I’d put Val on my own line, in Debbie’s spot, so I could assess her play. She’d performed well at practice, but I knew from experience that practice skill didn’t always translate into game-day performance. Fortunately, our opponents, the Baytown Blizzard, weren’t one of the top-flight teams.
“Nervous?” I asked her.
I could see a white-toothed grin through the wires of her face mask. “A little, maybe.”
“You’ll do fine.”
I swore under my breath as the opposing centre won the face-off, tapping the ball back to her left defense. But before the other woman could make a move, Val was upon her. Val stole the ball and darted to her right.
A second late in reacting, I raced down the centre of the ice. Val flipped the ball to me, and I passed it over to Su Smithson, whose speed had enabled her to leave the Blizzard’s right defense in her wake. Su took a short windup and one-timed the ball at the goalie. The netminder stopped the shot, but the rebound rolled to her left, where a waiting Val was ready to pounce. She tapped the ball home for our first tally.
“Good work.” I couldn’t help grinning as Su, Val, and I gathered for a congratulatory huddle before trotting back to centre ice. If that’s what Val calls “rusty,” I’d like to see what she looks like in top form.
Val’s performance on that particular shift proved to be no fluke. Through the rest of the game, she played with an easy, loping grace. Despite the rubber soles of the specially-designed footwear we all wore, most players showed a bit of slip-and-slide, some hesitancy now and then. But Val ran with a compact, sure-footed stride. She passed and shot with effortless skill, but there was a humility about her, too.
She’s almost too good to be true, I thought as I sat in the dressing room. My only regret was how quickly Val had vanished after the game. I’d wanted to talk to her about some plays we might try next game. Well, okay, I just wanted an excuse to talk to her. I’d have to wait till our next practice.
A hand on my arm as I was about to rise to my feet interrupted my reverie. “Look,” Judith began. “It’s about my sister.” She glanced around the room as though to ensure no one would overhear us. But as usual, she and I were the last to leave. The room was empty other than Dora, and she’d just collected her gear bag and headed for the door.

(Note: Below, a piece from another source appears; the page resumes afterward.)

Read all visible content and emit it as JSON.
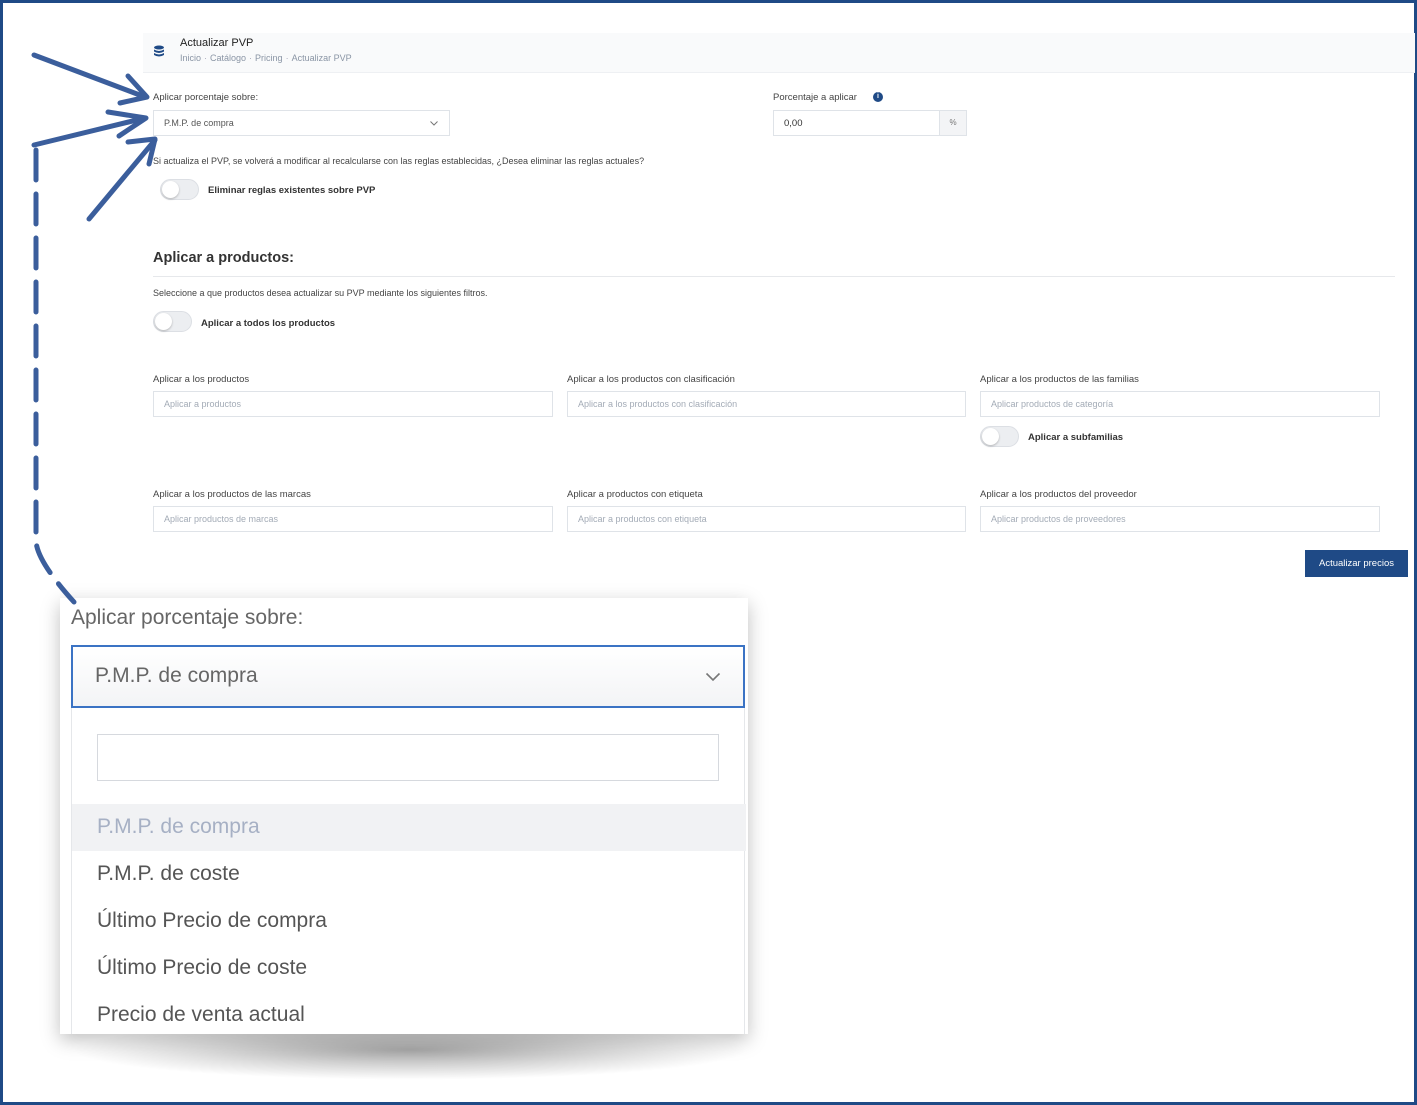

“Val?” I asked, raising my eyebrows. “She’s awesome. She’ll really help us. Why were you holding out on me? We could have really used someone like her two years ago, at Provincials.”
The latter comment came with more heat than I intended, but there was a reason for that. Two years ago, we’d put together a great tournament, making a real run for the Ontario provincial intermediate championship. We’d finished third, but a player of Val’s calibre might have given us enough scoring power to nudge up to top spot.
That had been our final chance, though. After that, the majority of team members had insisted on sticking with league play. No more weekend tournaments. With so many of them ready to hang up their shoes for good, it’d been the best compromise I’d been able to negotiate in order to field a team. It was just another restraint our aging bodies had placed on us. I chafed against it, like everything else that signalled the inevitable creep of change.
I expected Judith to be annoyed at my tone, but instead, she looked thoughtful. As though choosing her words carefully. “Val has a history of -- disappointing people,” she said, her lips twitching. “Just -- don’t expect too much. And you won’t get hurt.”